The pace of change is speeding towards us

The young adults living in my home, who are part of generation-Z, are accepting the pace of change brought on by the pandemic. Home schooling, buying goods and services online and adapting to new ways of socializing with friends has been a relatively easy transition. We have seen this adaptability across the cohort. In our case, I have noticed they seem to thrive on the pace of change, even going so far as to call for reform in other areas of life.

As parents, it is sometimes difficult to go with the flow when young people are tearing at the walls of society that have served us well. Or have they? That is the question. We are certainly used to the status quo, but are we really thriving in it? In many measurable ways the answer is yes, but we know that the pandemic is only the first small wave of change on the horizon. There are far greater demands for change around the corner.

In every sector of society the pace of change is speeding towards us. We can choose to ride this wave or be pushed over by its force. It will come down to how we prepare for it. Standing firm in our habits, being inflexible and resolute, with the attitude that our way is right will cause a collision of forces. Rather, we need to be looking ahead, reading the signs and adapting our methods to test and learn, as quickly as possible.

You can pick any human need from Maslow’s pyramid and question how we can better serve each other? For me, this line of thinking starts at the base, with our basic needs. I’ve spent the last decade learning about our food systems and finding ways of bringing the best ingredients into our family life, without being militant. I’ve learned that these are personal choices and everyone needs to find their own path. Luckily, there are so many ways to easily support a sustainable food system today.

When it comes to clothing, the changes needed are slow to be made. Fast fashion has created an illusion of excess with great expense to people and the planet. Our wardrobes change quickly with products that are inexpensive and thought to be disposable since they are crafted with such low quality. But there are some promising ideas on the horizon. Established clothing brands are making easy switches. Organic and recycled fabrics are becoming more common. Items of higher quality that can be washed and worn for years, instead of months. Minimalist and capsule wardrobes focus consumers towards buying less. All good initiatives, a good place to start.

As consumers, we need to be the change we want to see. This begins with thinking about what we can make for ourselves with what we have on hand. The Larson’s are Crafting a Family Business with Milk & Honey 1860. If we start to pay attention to our local farmer’s markets, we may find there are many families with farm gate businesses who could use our support.

Harvest & Mill: Grown and Sewn in the USA

Looking to larger operations, Harvest & Mill: Grown and Sewn in the USA. This brand is working on the ‘seed to stitch’ model thereby greatly reducing the transportation footprint of each product they create. It was only thirty years ago that the USA saw the decline of their local apparel industry. It is pretty easy calculation to reduce dozens of low quality purchases from fast fashion retailers down to a few high quality, local brands.

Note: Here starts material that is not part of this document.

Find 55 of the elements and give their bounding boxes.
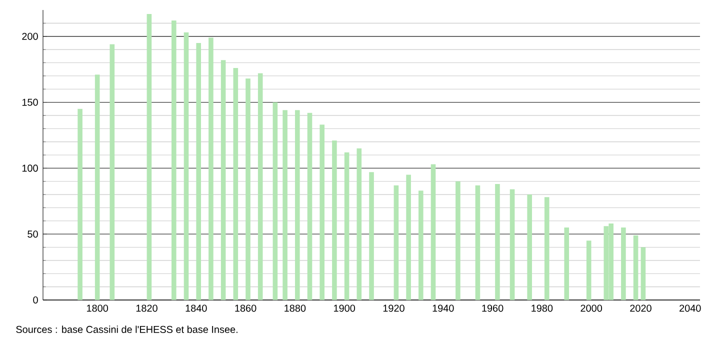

Another way to think about apparel is to question if the item is Good for the Earth and Your Skin? That is what Kat Quigley, founder of Sustain by Kat, asked when she became pregnant with her first child. In particular, she was curious about the chemicals that are absorbed into our skin via the clothes we wear. Even a so called natural plant fibre like cotton goes through a dissing array of processes and treatments before it is made into a garment. (The Life of a Garment, from Seed to Sale: 6 Steps in the Fashion Supply Chain). I’m pretty sure most us do not want heavy metals, formaldehyde, and known cancer-causing agents to be in our clothes.

Some brands are getting back to nature and using plants to dye the fabric before it is sewn into garments. These Designers Just Want You to Get Amped About Their Chaga-Dyed Clothes. Bobby Bonaparte and Max Kingery, the duo behind the fashion line Olderbrother, could give a TED Talk on the nightmarish impact the garment industry has on the environment. But they would rather not. Instead, they quietly construct their whimsical unisex clothes from sustainably harvested fabrics like organic Japanese cotton and use vivid dyes made from almost exclusively edible pigments. Of course these items are not inexpensive, but the idea here is – ‘more is less’. Quality takes time.

Thinking about quality and time, I am fascinated by Irene Rasetti, who is a Calgary based natural textile artist. She creates the most stunning pieces of silk fashion with hand dyed colors using plants in a very interesting technique. To purchase one of her pieces would require an investment, but it would be an heirloom. Something made with countless hours of love to delivery a lifetime of beauty.

I have been greatly inspired by these artists. No matter what scale they are operating at, they are each making a difference in the world. Their innovation is to stop and think about ‘what is the sustainable thing to do’. If more of us did that every day, we would create the world we ultimately want, instead of being subject to the speed of change racing towards us.